House Speaker John Boehner (R-OH) said  negotiations between the White House and Republicans are at a "stalemate" after a proposal by Treasury Secretary Tim Geithner and White House Director of Legislative Affairs Rob Nabors was soundly rejected by Republicans yesterday.

“There's a stalemate, let's not kid ourselves,” Boehner said Friday at a news conference following President Obama’s event in Pennsylvania.

Boehner contended that the White House's proposal was "not a serious proposal," and that he's disappointed that three weeks after he gave a speech saying Republicans would be willing to budge on revenues – but not tax rates as the president has called for -- that this is what was offered to them.   

“When I come out the day after the election and make it clear that Republicans will put revenue on the table, I took a great risk,” Boehner claimed, adding of the White House plan, “It's not a serious proposal and so right now we're almost nowhere.”

House Majority Leader Eric Cantor echoed those comments, deriding the White House proposal as “not a serious offer.” He added, however, that they "remain in discussions" to find a solution to avert the fiscal cliff.

“All of a sudden,” Cantor said, “they're asking for $1.6 trillion in tax hikes and nowhere near that number in spending reforms.”
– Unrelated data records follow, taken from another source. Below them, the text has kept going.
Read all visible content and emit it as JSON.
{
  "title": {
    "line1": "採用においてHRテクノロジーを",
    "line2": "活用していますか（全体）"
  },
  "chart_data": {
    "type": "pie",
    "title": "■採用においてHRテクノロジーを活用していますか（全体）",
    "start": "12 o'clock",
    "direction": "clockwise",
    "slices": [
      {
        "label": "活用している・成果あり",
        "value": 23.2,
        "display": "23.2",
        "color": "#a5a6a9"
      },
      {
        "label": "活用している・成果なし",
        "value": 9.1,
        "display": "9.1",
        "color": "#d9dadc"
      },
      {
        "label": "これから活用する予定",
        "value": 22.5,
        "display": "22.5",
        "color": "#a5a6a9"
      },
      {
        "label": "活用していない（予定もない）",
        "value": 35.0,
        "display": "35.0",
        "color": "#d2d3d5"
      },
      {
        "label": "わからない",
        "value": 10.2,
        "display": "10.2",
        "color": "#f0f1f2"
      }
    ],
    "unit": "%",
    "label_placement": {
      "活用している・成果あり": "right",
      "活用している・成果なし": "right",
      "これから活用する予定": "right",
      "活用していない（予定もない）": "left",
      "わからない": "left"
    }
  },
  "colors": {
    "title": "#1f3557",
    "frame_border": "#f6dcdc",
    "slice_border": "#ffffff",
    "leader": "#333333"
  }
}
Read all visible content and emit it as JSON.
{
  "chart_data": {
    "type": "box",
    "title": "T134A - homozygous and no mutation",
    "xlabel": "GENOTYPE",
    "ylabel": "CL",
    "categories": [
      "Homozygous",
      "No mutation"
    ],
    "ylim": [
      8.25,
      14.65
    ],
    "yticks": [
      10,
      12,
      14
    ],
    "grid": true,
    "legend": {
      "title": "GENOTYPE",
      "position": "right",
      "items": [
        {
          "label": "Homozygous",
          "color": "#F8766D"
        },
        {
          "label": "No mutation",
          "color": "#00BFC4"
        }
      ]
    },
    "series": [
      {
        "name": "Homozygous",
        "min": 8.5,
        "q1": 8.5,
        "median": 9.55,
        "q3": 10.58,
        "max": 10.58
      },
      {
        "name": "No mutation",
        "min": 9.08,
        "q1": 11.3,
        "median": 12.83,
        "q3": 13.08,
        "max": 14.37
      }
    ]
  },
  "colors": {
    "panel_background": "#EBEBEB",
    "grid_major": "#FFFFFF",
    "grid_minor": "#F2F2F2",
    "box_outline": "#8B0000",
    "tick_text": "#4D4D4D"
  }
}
But Cantor would not say if Republicans would make a counter-offer to the White House, only saying that "this is a serious matter," and "we're not interested in playing rope-a-dope."

“What we will do is continue to take this as a serious matter,” Cantor said. “This is not a game. We're not interested in playing rope-a-dope. We're interested in trying to solve the problems of the American people so that you don't see taxes go up on anybody, so that we can engage in tax reform and get this economy going again. We're not playing a game. We're being serious. That offer yesterday was simply not serious.”

President Obama wants Republicans to go along with raising rates on the top 2 percent of Americans. Republican leadership has so far refused to entertain that.

“We take the position that raising tax rates is absolutely not something that helps get people back to work,” Cantor said, adding, “We don't want to increase tax rates; we're not going to increase tax rates, and we want to do something about the spending problem.”

Entitlements are also a sticking point. The White House has accused Republicans of not being specific about what entitlement cuts they would like to see.  Asked if the GOP would go back to the White House with which cuts they want, Cantor demurred.